Um eletromiograma (exame no qual se registram os impulsos elétricos dos músculos) é necessário para confirmar o diagnóstico.

Tratamento

  • Medicamentos para aliviar a rigidez muscular

A miotonia congênita é tratada com fenitoína, quinina, procainamida ou mexiletina para aliviar a rigidez muscular e as cãibras. Contudo, todos esses medicamentos têm efeitos colaterais indesejáveis. Exercícios regulares podem ser benéficos.

As pessoas com miotonia congênita têm expectativa de vida normal.

Distrofia miotônica

(doença de Steinert)

Essa distrofia é um distúrbio autossômico dominante (somente um dos pais precisa ser afetado para que a característica passe para os filhos) que afeta homens e mulheres. A distrofia miotônica afeta aproximadamente uma em cada oito mil pessoas.

Sintomas

Os sintomas da distrofia miotônica começam na adolescência ou no início da idade adulta.

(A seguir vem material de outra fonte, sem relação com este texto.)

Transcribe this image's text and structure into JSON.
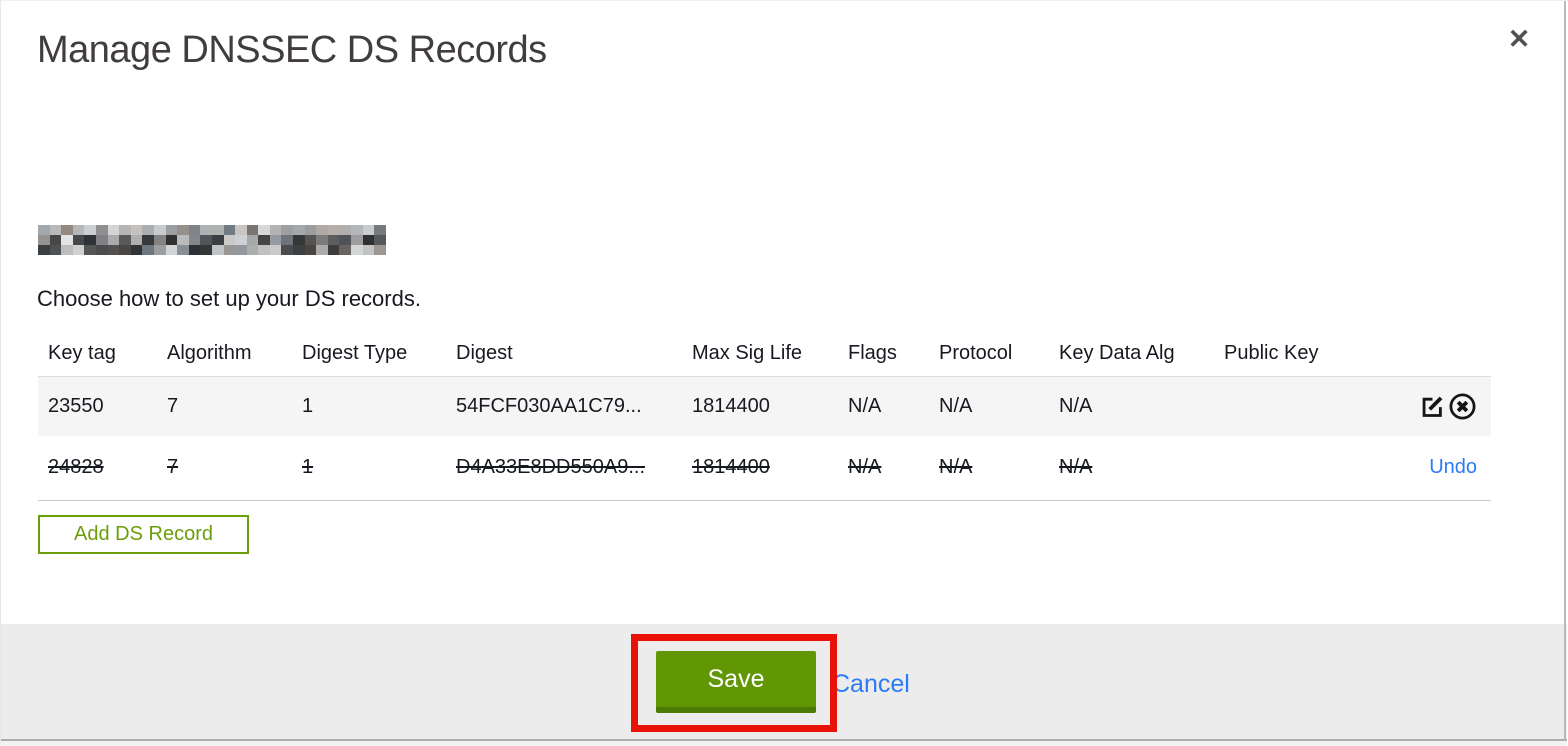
{
  "modal": {
    "title": "Manage DNSSEC DS Records",
    "close_icon": "✕",
    "instruction": "Choose how to set up your DS records."
  },
  "table": {
    "columns": [
      "Key tag",
      "Algorithm",
      "Digest Type",
      "Digest",
      "Max Sig Life",
      "Flags",
      "Protocol",
      "Key Data Alg",
      "Public Key"
    ],
    "rows": [
      {
        "cells": [
          "23550",
          "7",
          "1",
          "54FCF030AA1C79...",
          "1814400",
          "N/A",
          "N/A",
          "N/A",
          ""
        ],
        "deleted": false,
        "actions": [
          "edit",
          "delete"
        ]
      },
      {
        "cells": [
          "24828",
          "7",
          "1",
          "D4A33E8DD550A9...",
          "1814400",
          "N/A",
          "N/A",
          "N/A",
          ""
        ],
        "deleted": true,
        "action_label": "Undo"
      }
    ]
  },
  "buttons": {
    "add_ds_record": "Add DS Record",
    "save": "Save",
    "cancel": "Cancel",
    "undo": "Undo"
  },
  "icons": {
    "edit": "edit-square-pencil",
    "delete": "circle-x",
    "close": "x-mark"
  },
  "colors": {
    "save_green": "#619605",
    "save_green_dark": "#4e7a06",
    "outline_green": "#6b9e0b",
    "link_blue": "#2a7bf6",
    "annotation_red": "#ea1208",
    "row_gray": "#f5f5f5",
    "footer_gray": "#ececec"
  }
}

Esse distúrbio causa miotonia. A miotonia é o atraso na capacidade de relaxar os músculos após sua contração. Outros sintomas importantes são fraqueza e degeneração dos músculos dos braços e das pernas (especialmente das mãos) e dos músculos da face. Também é frequente a queda das pálpebras. O músculo cardíaco também se enfraquece (cardiomiopatia) e o ritmo cardíaco pode ficar alterado.

Os sintomas da distrofia miotônica começam durante a adolescência ou no início da idade adulta e podem variar de leves a graves. As pessoas com a forma mais grave da doença apresentam fraqueza muscular extrema e muitos outros sintomas, como cataratas, atrofia testicular (nos homens), calvície frontal prematura (nos homens), irregularidade no ritmo cardíaco, diabetes e deficiência intelectual. Elas em geral morrem por volta dos 54 anos de idade.

Mães com distrofia miotônica podem ter filhos com uma forma grave de miotonia que aparece na primeira infância. Os bebês apresentam uma redução grave no tônus muscular (hipotonia ou “corpo mole”), problemas de alimentação e respiratórios, deformações ósseas, fraqueza facial e atraso no desenvolvimento do raciocínio e do movimento físico. Até 40% dos bebês não sobrevivem, em geral devido a insuficiência respiratória e, talvez, cardiomiopatia. Até 60% dos sobreviventes apresentam deficiência intelectual.

Diagnóstico

O diagnóstico da distrofia miotônica toma por base os sintomas característicos, a idade da pessoa quando os sintomas começaram e o histórico familiar.

Um exame genético é realizado para confirmar o diagnóstico.

Tratamento

  • Medicamentos para aliviar a rigidez muscular

O tratamento da distrofia miotônica com mexiletina ou outros medicamentos (por exemplo, quinidina, fenitoína, carbamazepina ou procainamida) pode aliviar a rigidez, mas esses medicamentos não reduzem a fraqueza, que é o sintoma mais incômodo para a pessoa. Além disso, todos esses medicamentos provocam efeitos colaterais indesejáveis. O único tratamento para a fraqueza muscular são as medidas de apoio, como aparelhos ortopédicos para os tornozelos (para o pé caído) e outros dispositivos.